Or, tel n’est pas exactement le cas. L’employeur doit garder à l’esprit le principe « à travail égal, salaire égal ».
Nous avons tous, au moins une fois, déjà entendu cette formule. Mais que signifie-t-elle exactement ? A-t-elle une quelconque valeur juridique ?

Origine du principe : la non-discrimination entre les salariés

Le principe « à travail égal, salaire égal » trouve sa source dans le principe plus vaste de non-discrimination entre les salariés.

Ainsi, l’article L. 1132-1 du Code du travail prévoit l’interdiction d’une différence de salaire en raison de l’origine, du sexe, des mœurs, de l’orientation sexuelle, de l’âge, de la situation de famille ou de la grossesse, des caractéristiques génétiques, de l’appartenance ou de la non-appartenance, vraie ou supposée, à une ethnie, une nation ou une race, des opinions politiques, des activités syndicales ou mutualistes, des convictions religieuses, de l’apparence physique, du nom de famille ou en raison de l’état de santé ou du handicap.

Portée juridique

La Cour de cassation a généralisé ce principe et considère que des salariés effectuant un même travail, ou un travail de valeur égale, et se trouvant dans une situation rigoureusement identique, doivent en principe recevoir une rémunération identique (arrêt Ponsolle, 29 octobre 1996).

Ce principe s’analyse au sein d’une même entreprise (Cour de cassation, 12 juillet 2006) et peut concerner des salariés travaillant dans des établissements différents (Cour de cassation, 21 janvier 2009). Cependant, il est sans application « lorsque des salariés appartiennent à des entreprises différentes, peu important que ces salariés soient soumis à une même convention collective » (Cour de cassation, 24 septembre 2008).

Sont considérés comme ayant une valeur égale, les travaux qui exigent des salariés un ensemble comparable de connaissances professionnelles consacrées par un titre, un diplôme ou une pratique professionnelle, de capacités découlant de l’expérience acquise, de responsabilités et de charge physique ou nerveuse (article L. 3321-4 du Code du travail).

Néanmoins, ce principe de non-discrimination doit se combiner avec celui de libre fixation des salaires par l’employeur dont il constitue une limite.

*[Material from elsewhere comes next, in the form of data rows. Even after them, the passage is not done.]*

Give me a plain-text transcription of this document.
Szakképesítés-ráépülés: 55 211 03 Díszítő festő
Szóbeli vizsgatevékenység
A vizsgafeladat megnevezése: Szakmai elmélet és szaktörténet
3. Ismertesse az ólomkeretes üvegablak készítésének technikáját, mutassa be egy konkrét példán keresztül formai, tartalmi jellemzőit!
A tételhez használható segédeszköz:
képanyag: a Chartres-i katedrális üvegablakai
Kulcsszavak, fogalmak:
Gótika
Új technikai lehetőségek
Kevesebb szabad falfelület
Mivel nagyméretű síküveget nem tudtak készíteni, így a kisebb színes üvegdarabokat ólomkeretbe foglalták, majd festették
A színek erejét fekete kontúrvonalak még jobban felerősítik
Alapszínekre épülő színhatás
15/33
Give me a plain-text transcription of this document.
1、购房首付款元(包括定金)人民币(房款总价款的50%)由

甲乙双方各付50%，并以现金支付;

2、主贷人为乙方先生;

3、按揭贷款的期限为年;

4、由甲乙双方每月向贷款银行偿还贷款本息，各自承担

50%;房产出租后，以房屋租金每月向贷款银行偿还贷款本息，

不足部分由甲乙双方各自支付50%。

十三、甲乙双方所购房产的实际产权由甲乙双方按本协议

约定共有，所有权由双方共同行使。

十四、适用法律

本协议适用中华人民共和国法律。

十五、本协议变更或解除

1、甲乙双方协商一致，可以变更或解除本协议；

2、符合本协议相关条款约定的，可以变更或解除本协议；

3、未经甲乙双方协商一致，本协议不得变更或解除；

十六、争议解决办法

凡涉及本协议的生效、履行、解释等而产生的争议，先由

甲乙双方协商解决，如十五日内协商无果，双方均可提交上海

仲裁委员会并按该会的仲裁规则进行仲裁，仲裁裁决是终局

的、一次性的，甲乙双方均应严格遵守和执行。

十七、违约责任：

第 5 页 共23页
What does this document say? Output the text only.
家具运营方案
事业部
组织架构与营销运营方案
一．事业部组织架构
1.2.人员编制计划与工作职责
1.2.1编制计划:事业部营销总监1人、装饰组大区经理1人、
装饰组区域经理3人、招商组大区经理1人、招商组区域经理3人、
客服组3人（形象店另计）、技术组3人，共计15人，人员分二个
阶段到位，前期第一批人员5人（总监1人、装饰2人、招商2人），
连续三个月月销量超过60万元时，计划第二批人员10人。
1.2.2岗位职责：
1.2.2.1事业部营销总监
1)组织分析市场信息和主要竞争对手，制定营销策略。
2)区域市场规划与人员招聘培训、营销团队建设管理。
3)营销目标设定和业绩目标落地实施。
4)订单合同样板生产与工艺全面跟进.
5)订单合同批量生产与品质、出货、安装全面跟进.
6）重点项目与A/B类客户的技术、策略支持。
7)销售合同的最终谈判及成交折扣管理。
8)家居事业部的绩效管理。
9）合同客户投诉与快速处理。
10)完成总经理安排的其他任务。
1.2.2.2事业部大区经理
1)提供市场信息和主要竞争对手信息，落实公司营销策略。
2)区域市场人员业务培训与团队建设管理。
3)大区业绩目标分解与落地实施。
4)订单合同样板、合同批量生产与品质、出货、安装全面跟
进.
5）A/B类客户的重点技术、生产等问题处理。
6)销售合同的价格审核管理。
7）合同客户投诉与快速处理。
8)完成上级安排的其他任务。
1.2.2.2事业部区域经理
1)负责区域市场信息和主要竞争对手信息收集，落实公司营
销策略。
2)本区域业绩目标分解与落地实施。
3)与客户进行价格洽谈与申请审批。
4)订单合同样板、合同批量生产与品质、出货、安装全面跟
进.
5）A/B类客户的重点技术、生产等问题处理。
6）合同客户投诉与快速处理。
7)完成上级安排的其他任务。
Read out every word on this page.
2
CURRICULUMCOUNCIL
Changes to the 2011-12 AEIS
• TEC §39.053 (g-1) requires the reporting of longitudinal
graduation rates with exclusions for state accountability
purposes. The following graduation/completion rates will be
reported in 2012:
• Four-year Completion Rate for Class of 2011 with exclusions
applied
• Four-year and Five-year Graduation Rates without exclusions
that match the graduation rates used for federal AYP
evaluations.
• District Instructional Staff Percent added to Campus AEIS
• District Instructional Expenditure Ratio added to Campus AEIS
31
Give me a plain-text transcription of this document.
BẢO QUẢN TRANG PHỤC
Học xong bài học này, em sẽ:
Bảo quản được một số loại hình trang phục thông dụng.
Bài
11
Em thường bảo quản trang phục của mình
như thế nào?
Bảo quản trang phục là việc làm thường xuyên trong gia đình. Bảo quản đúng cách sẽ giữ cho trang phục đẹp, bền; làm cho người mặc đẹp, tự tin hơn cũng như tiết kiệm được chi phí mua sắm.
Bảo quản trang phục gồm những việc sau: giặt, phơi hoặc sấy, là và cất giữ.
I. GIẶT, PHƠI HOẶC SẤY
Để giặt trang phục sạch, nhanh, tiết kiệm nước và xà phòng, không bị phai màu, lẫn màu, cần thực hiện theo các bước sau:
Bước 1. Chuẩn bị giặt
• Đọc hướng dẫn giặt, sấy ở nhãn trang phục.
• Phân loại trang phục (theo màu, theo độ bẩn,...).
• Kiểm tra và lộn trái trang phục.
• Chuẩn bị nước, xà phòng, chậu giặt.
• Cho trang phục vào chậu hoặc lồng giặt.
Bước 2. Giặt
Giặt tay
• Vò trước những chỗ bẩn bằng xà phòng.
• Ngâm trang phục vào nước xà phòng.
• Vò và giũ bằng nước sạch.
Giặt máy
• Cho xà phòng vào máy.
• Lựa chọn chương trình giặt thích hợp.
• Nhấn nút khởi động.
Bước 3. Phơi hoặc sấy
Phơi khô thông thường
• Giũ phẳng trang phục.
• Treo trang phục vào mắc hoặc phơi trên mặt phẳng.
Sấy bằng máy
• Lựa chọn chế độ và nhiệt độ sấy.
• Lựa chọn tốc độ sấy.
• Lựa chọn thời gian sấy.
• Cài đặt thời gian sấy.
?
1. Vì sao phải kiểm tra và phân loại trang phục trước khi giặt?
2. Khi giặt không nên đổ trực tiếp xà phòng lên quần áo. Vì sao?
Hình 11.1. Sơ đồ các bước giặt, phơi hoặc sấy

Il ne s’oppose pas à ce que l’employeur, dans l’exercice de son pouvoir de direction, détermine des rémunérations différentes pour tenir compte des compétences et des capacités de chaque salarié, de la nature des fonctions ou des conditions de leur exercice.

L’employeur peut donc attribuer une rémunération différente à des salariés effectuant le même travail, ou un travail de valeur égale, s’il justifie par des raisons objectives et matériellement vérifiables cette différence de salaire.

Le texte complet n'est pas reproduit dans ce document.